Leadership Secret No. 12 is one that I advocate: “Inculcate the best ideas into the business no matter where they come from.” To me the
best idea out there is E.D. Hirsch’s Core Knowledge curriculum, which assumes that there is a body of “core knowledge” that every student needs to master to succeed. It hasn’t been tried here in New York. But we have tried all of the strategies that are being adopted, and for the most part they have failed miserably. Month-by-Month Phonics failed to do the job in the Bronx’s District 10, and according to the Daily News, districts that used Everyday Math posted lower test scores than the districts that used other programs. Somehow, we seem to have stumbled into inculcating the worst ideas.

“Remove the boundaries,” is Leadership Secret No. 17. Currently, principals report to a superintendent and the superintendent reports to the chancellor. Under the Bloomberg-Klein restructuring, the principal reports to a local instructional supervisor, who reports to one of the 10 regional superintendents, who report to the chancellor. But if the principal needs to deal with a transportation or school lunch or other such problem, he or she must deal with one of the six administrative units being created by the chancellor. Parents, who used to simply deal with their child’s teacher or the principal, now will go to a “parent coordinator” who will deal with the teachers and the principal. That seems like a lot of additional boundaries to me.

And what of Leadership Secret No. 19? “Listen to the people who actually do the work.” The teachers, the vast army that is the true educational front line, have now broken with the chancellor and his plan. Ditto the principals. Why? They claim the chancellor isn’t listening. According to Mr. Welch, a manager should “enable people to speak out freely.” But this message hasn’t sunk in with Mr. Klein, who severely restricts discussion at the Educational Policy Panel meetings. As for the employees, I wish I had a nickel for every one of them that has offered me a nugget of information with the proviso of not mentioning their name. Department of Education employees live in constant fear of reprisal. The example for this is set at the top, where processes and information are so closely guarded that reporters can obtain it only by a deliberate leak or a petition under the Freedom of Information Law.

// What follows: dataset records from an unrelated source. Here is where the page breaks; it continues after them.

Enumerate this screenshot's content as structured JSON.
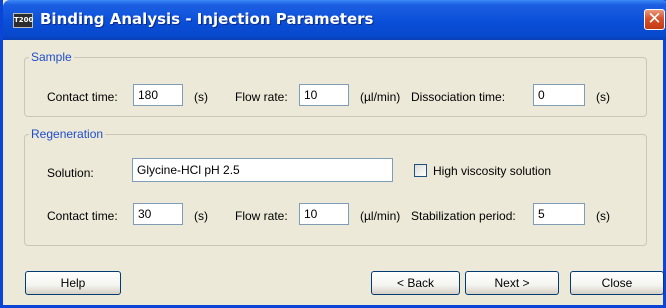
{
  "window": {
    "title": "Binding Analysis - Injection Parameters",
    "app_icon_text": "T200",
    "close_glyph": "✕"
  },
  "sample": {
    "legend": "Sample",
    "contact_time_label": "Contact time:",
    "contact_time_value": "180",
    "contact_time_unit": "(s)",
    "flow_rate_label": "Flow rate:",
    "flow_rate_value": "10",
    "flow_rate_unit": "(µl/min)",
    "dissociation_label": "Dissociation time:",
    "dissociation_value": "0",
    "dissociation_unit": "(s)"
  },
  "regeneration": {
    "legend": "Regeneration",
    "solution_label": "Solution:",
    "solution_value": "Glycine-HCl pH 2.5",
    "high_viscosity_label": "High viscosity solution",
    "high_viscosity_checked": false,
    "contact_time_label": "Contact time:",
    "contact_time_value": "30",
    "contact_time_unit": "(s)",
    "flow_rate_label": "Flow rate:",
    "flow_rate_value": "10",
    "flow_rate_unit": "(µl/min)",
    "stabilization_label": "Stabilization period:",
    "stabilization_value": "5",
    "stabilization_unit": "(s)"
  },
  "buttons": {
    "help": "Help",
    "back": "< Back",
    "next": "Next >",
    "close": "Close"
  }
}
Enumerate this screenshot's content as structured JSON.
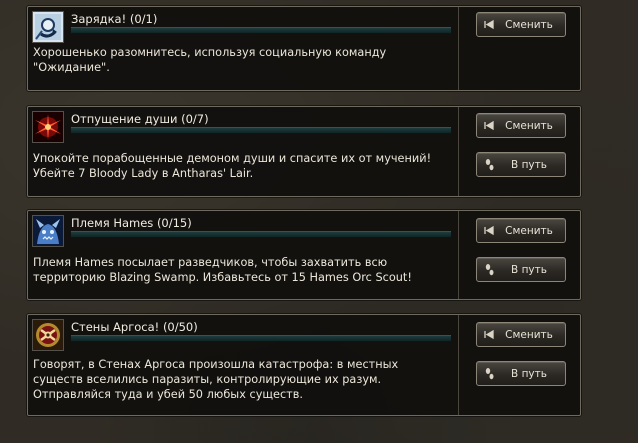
{
  "quests": [
    {
      "icon": "cycle-arrow-icon",
      "title": "Зарядка! (0/1)",
      "progress": 0,
      "description": [
        "Хорошенько разомнитесь, используя социальную команду",
        "\"Ожидание\"."
      ],
      "buttons": [
        {
          "icon": "rewind-icon",
          "label": "Сменить"
        }
      ]
    },
    {
      "icon": "soul-burst-icon",
      "title": "Отпущение души (0/7)",
      "progress": 0,
      "description": [
        "Упокойте порабощенные демоном души и спасите их от мучений!",
        "Убейте 7 Bloody Lady в Antharas' Lair."
      ],
      "buttons": [
        {
          "icon": "rewind-icon",
          "label": "Сменить"
        },
        {
          "icon": "footstep-icon",
          "label": "В путь"
        }
      ]
    },
    {
      "icon": "orc-face-icon",
      "title": "Племя Hames (0/15)",
      "progress": 0,
      "description": [
        "Племя Hames посылает разведчиков, чтобы захватить всю",
        "территорию Blazing Swamp. Избавьтесь от 15 Hames Orc Scout!"
      ],
      "buttons": [
        {
          "icon": "rewind-icon",
          "label": "Сменить"
        },
        {
          "icon": "footstep-icon",
          "label": "В путь"
        }
      ]
    },
    {
      "icon": "fortress-emblem-icon",
      "title": "Стены Аргоса! (0/50)",
      "progress": 0,
      "description": [
        "Говорят, в Стенах Аргоса произошла катастрофа: в местных",
        "существ вселились паразиты, контролирующие их разум.",
        "Отправляйся туда и убей 50 любых существ."
      ],
      "buttons": [
        {
          "icon": "rewind-icon",
          "label": "Сменить"
        },
        {
          "icon": "footstep-icon",
          "label": "В путь"
        }
      ]
    }
  ]
}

The real lesson here is that the school system is not a business.There are no 29 easy secrets to success, nor is there one best curriculum, or 200 top schools, or 50 lousy principals whose departure will turn our schools around instantly.

Morale in the system is at an alltime low. The restructuring will cause enormous disruption.The instructional reforms are just warmed over versions of what we’ve tried in the past. This is change for the sake of change.

The worst thing of all is that less than a year ago the mayor achieved control of the school system and had everybody behind him, ready to roll up their sleeves and work together for our children. That hopeful moment has been squandered. That is the tragic theme that will run through the historical accounts of this past disastrous year — in my book, if not in Mr. Welch’s.